Também dedico algum tempo a acompanhar os resultados e os resumos das provas, tanto a nível nacional como internacional, mas também as corridas do Grand-Est e da região de Auvergne-Rhône-Alpes, pois são as duas regiões onde trabalho mais.
O fim de semana está reservado para atuações em eventos, sejam desportivas ou musicais.
No que diz respeito ao desporto, tento correr pelo menos 50 km e acumular 1000 m de desnível positivo por semana.
A viver em Lyon, faço a maioria das minhas deslocações de bicicleta (entre 50 e 150 quilómetros por semana). 
Participo em várias competições ao longo do ano, em distâncias de 10 a 80 quilómetros.
Desde março de 2020, tudo é diferente, pois tenho sofrido cancelamentos e não há qualquer visibilidade quanto ao regresso das provas desportivas. No que diz respeito à música, participei em concertos no YouTube com um ensemble de metais, mas também em concertos ao vivo com público afastado, na montanha...

Com uma agenda assim e deslocações aos quatro cantos do mundo, consegues manter um estilo de vida saudável?
Há mais de dez anos que tomei consciência da importância da alimentação para a nossa produtividade.
Antes dos concertos, havia muitas vezes travessas de enchidos ou especialidades regionais, seguidas de petits fours e de uma terceira parte regada, lol.
No estúdio de gravação, garrafas térmicas de café e pizzas; entre duas aulas, sandes ou pacotes de bolachas no carro.
A partir de agora, tento cada vez mais seguir uma alimentação mais saudável, com muita comida «caseira» quando possível.
Antes de cada subida ao palco, como uma barra Baouw ou, mais recentemente, uma compota.
Quanto ao álcool, nunca consumo antes de tocar ou de falar ao microfone.

Para o desporto e/ou para o teu dia a dia, quais são os teus produtos preferidos?
Sem hesitar, a gama Baouw!
A barra de cacau ao pequeno-almoço, com um bom café para começar bem o dia; depois, dependendo da hora de um concerto, por exemplo, alterno entre a barra de beterraba e quinoa ou a de groselha-preta.
Na minha opinião, as compotas de pera e framboesa são perfeitas entre um treino desportivo e um ensaio!
A Baouw oferece uma energia progressiva graças a alimentos saudáveis e não me causa quaisquer problemas intestinais.

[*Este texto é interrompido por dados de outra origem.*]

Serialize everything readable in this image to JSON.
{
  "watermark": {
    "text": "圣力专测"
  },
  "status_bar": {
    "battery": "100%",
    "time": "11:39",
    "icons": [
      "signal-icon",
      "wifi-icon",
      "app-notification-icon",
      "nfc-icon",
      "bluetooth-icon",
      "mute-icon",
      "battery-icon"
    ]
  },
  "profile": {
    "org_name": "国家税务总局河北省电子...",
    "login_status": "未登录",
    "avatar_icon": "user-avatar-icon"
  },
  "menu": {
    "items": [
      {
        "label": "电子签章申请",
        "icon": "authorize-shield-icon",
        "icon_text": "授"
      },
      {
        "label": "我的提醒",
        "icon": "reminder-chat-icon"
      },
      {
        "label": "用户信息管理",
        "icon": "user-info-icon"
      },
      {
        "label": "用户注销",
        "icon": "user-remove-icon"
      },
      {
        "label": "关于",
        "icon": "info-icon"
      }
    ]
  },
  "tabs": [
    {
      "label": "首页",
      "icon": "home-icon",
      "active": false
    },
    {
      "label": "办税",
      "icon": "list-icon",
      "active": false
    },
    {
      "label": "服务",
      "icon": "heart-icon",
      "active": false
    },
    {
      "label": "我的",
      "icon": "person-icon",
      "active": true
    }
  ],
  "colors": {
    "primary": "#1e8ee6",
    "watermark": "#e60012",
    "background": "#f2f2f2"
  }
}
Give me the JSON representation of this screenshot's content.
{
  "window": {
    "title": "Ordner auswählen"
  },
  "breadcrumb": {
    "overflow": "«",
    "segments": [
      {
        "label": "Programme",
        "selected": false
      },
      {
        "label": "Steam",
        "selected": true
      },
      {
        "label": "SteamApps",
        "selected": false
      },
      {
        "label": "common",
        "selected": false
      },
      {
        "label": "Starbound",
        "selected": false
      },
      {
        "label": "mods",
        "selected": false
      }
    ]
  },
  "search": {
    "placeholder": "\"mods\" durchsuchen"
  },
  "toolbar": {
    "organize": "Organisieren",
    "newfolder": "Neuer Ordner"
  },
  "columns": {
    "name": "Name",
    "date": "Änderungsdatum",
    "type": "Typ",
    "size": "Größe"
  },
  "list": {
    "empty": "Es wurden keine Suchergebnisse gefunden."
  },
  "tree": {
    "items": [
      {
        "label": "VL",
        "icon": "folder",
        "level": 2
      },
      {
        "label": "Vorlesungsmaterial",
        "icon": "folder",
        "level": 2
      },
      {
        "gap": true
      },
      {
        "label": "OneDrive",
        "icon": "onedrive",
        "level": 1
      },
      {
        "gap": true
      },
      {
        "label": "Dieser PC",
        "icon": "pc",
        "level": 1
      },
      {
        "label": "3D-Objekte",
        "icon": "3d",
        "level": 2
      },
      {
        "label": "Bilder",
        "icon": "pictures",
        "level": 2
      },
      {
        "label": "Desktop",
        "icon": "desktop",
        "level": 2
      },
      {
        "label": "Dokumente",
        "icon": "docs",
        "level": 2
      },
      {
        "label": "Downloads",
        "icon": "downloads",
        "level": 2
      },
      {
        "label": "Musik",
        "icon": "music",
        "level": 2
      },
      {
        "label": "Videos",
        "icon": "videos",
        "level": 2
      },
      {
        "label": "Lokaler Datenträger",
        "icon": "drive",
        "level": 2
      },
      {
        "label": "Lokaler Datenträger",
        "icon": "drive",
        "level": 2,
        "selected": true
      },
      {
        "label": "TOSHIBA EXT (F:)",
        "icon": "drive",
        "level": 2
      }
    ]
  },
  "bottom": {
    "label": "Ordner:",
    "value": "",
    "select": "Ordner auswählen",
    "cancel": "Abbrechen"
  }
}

Mesmo que os eventos tenham pouca visibilidade, quais são as tuas próximas novidades?
A minha primeira curta-metragem, «Cada montanha tem direito à sua música em Manigod (74)», está em montagem e será lançada dentro de algumas semanas.
Realizado após o primeiro confinamento, este filme relata a travessia sul dos Aravis (as montanhas de Manigod, na Alta Saboia), ou seja, 22 km, 3349 m de desnível positivo e música em 6 cumes!
A estreia oficial está prevista para o final de maio e poderão realizar-se sessões com concerto para os clubes...
É claro que estão previstos alguns concertos, embora muitos tenham voltado a ser cancelados (devido à covid), mas o verão promete!
Quanto à apresentação, como a Foxtrail e o Graoully foram cancelados, deverei pegar no microfone do Nivolet Revard (a corrida do Ugo Ferrari) a 2 de maio, e espero participar na Maxirace no final de maio!
Obrigado, Alex, e desejamos-te uma excelente época; continua a fazer-nos sonhar graças à tua música, mas também atrás do teu microfone!